Finally, it's infrastructure week.
President Joe Biden and a bipartisan group of 10 senators today announced that they'd reached an agreement to spend $1.2 trillion, including $579 billion in new funds, over eight years on transportation, waterways, and broadband internet.
"We have a deal," said Biden outside the White House. "None of us got all we wanted."
A White House fact sheet says that $312 billion of the new funding would be spent on transportation, including $109 for bridges and roads, $49 billion on public transit, $66 billion on passenger and freight rail, and $25 billion on airports.
Electric vehicle infrastructure will get another $7.5 billion, as will electric buses and public transit. There's also $20 billion for an "infrastructure financing" program that will, per the White House's fact sheet, "leverage billions of dollars into clean transportation and clean energy."
Sen. Mark Warner (D–Va.) said that the $20 billion will be used to attract $180 billion in private financing for infrastructure, reports The New York Times. That sounds similar to President Donald Trump's plan to use $200 billion in federal funding as seed money to spur $1.3 trillion in infrastructure investments from state and local governments and private infrastructure companies.
Ports and waterways would get $16 billion more under the plan. There would also be another $11 billion in spending on safety projects.
Another $266 billion will go toward "other infrastructure," including $65 billion for broadband, $55 billion for water infrastructure, and $73 billion for electrical grids.
How will all this be paid for? That's a good question.
Biden has already committed to not raising taxes on Americans earning under $400,000. His administration has said this rules out a gas tax increase or similar user fees. His initial proposal to pay for infrastructure with a corporate tax hike was a non-starter with Republicans.
The fact sheet his administration put out today lists a number of possible pay-fors that both sides could agree on, without actually attaching numbers to how much money any of these would generate.
They include repurposing unspent COVID-19 relief funds, including unused unemployment insurance dollars; extending expiring customs fees; using 5G spectrum auction proceeds; selling off some of the government's strategic reserve of oil; and public-private partnerships.

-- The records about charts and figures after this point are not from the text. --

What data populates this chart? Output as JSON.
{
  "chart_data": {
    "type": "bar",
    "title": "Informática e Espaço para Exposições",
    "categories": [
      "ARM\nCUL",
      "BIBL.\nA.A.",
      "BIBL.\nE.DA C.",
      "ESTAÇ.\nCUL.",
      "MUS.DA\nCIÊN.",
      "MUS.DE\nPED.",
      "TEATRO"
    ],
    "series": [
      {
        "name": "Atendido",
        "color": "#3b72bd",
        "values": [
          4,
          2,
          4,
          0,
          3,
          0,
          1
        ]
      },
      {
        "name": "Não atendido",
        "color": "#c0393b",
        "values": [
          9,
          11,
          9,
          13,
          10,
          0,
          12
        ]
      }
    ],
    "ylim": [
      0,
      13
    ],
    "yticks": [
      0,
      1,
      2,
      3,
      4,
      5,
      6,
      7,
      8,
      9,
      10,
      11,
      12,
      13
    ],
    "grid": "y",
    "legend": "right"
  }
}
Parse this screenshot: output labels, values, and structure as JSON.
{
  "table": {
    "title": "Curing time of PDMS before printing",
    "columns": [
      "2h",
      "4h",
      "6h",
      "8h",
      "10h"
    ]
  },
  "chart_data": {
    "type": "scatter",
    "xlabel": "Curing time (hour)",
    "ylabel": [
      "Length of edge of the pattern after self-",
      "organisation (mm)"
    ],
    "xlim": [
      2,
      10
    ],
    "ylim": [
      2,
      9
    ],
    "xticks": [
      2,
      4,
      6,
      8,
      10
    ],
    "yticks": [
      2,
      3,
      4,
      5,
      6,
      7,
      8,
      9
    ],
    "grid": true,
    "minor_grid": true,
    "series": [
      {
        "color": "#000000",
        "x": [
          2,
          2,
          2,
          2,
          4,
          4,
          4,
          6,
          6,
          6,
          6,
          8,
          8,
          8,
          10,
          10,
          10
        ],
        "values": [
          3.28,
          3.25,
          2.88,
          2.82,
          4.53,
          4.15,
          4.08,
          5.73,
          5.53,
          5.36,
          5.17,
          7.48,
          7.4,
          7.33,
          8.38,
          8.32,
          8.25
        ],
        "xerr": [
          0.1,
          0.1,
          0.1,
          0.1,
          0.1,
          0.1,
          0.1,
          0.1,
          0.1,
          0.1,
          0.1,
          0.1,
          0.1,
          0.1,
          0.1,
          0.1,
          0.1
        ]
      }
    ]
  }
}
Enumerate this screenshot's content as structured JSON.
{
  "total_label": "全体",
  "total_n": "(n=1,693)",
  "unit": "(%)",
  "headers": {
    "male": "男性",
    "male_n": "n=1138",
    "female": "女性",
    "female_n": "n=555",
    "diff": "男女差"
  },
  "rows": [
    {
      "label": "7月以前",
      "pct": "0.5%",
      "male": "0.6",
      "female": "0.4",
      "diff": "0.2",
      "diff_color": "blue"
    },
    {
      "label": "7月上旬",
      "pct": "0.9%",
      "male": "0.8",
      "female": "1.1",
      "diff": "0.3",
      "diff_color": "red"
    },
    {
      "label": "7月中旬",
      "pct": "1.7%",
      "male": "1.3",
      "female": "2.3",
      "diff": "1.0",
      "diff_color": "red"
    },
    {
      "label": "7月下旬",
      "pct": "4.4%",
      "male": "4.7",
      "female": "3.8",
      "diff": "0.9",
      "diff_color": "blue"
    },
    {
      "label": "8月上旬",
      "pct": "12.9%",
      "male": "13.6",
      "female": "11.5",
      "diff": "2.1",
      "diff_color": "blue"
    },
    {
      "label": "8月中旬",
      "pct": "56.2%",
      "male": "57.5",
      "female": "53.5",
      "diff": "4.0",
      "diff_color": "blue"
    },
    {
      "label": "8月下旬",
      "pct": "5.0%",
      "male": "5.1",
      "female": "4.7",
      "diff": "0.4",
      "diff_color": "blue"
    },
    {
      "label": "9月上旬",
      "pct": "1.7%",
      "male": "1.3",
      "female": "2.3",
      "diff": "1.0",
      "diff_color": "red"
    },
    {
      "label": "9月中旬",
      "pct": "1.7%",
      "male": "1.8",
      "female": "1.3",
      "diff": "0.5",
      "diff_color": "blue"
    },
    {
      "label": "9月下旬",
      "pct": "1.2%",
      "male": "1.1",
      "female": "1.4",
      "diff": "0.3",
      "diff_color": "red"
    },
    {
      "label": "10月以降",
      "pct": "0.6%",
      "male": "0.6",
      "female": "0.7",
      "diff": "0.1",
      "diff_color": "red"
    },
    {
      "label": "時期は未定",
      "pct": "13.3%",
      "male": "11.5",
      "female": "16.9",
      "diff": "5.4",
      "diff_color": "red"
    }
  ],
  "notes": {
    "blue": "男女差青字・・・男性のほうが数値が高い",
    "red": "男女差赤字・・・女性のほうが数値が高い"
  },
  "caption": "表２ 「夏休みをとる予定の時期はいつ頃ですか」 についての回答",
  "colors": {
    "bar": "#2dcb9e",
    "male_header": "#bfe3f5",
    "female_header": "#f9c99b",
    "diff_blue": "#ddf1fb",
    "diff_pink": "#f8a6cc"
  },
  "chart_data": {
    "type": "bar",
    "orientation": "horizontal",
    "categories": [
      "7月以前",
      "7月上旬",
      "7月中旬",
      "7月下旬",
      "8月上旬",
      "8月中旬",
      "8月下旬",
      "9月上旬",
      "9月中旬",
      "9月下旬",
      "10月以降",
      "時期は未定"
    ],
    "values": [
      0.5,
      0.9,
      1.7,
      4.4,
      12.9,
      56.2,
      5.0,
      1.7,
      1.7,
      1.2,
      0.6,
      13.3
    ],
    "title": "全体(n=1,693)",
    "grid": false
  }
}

Warner, the Times reports, also said that the package would include $40 billion in funding for the IRS, which would then be used to go after unpaid taxes. This, he claims, will bring in $100 billion in new revenue. (The Committee for a Responsible Federal Budget estimates that $40 billion in new IRS funding would bring in only $60 billion in new revenue.)
The White House also asserts that the infrastructure package will partly pay for itself through the "macroeconomic impact of infrastructure investment." The fact sheet includes no mention of imposing fees on electric vehicles, which Sen. Susan Collins (R–Maine) had suggested as a way of funding infrastructure.
Washington Post reporter Jeff Stein tweeted out harder numbers on all these pay-fors:
OK source confirming main pay-fors in bill:
- $100 billion net from IRS enforcement ($40B in new spending)
- $100B public private partnerships
- $80B UI "program integrity"
- $65B spectrum sales
- $60B dynamic scoring
- $30B in toll credits
- $25B in recouped UI ARP supplement
— Jeff Stein (@JStein_WaPo) June 24, 2021
As more details about the package are firmed up, we'll hopefully get more information on how Congress is supposed to pay for this new spending.
A lot of the spending figures released today will likely change as lawmakers get to work actually drafting a bill. Both the House and Senate are currently working on a five-year surface transportation bill that has to pass by September when the authorizations for most transportation programs expire.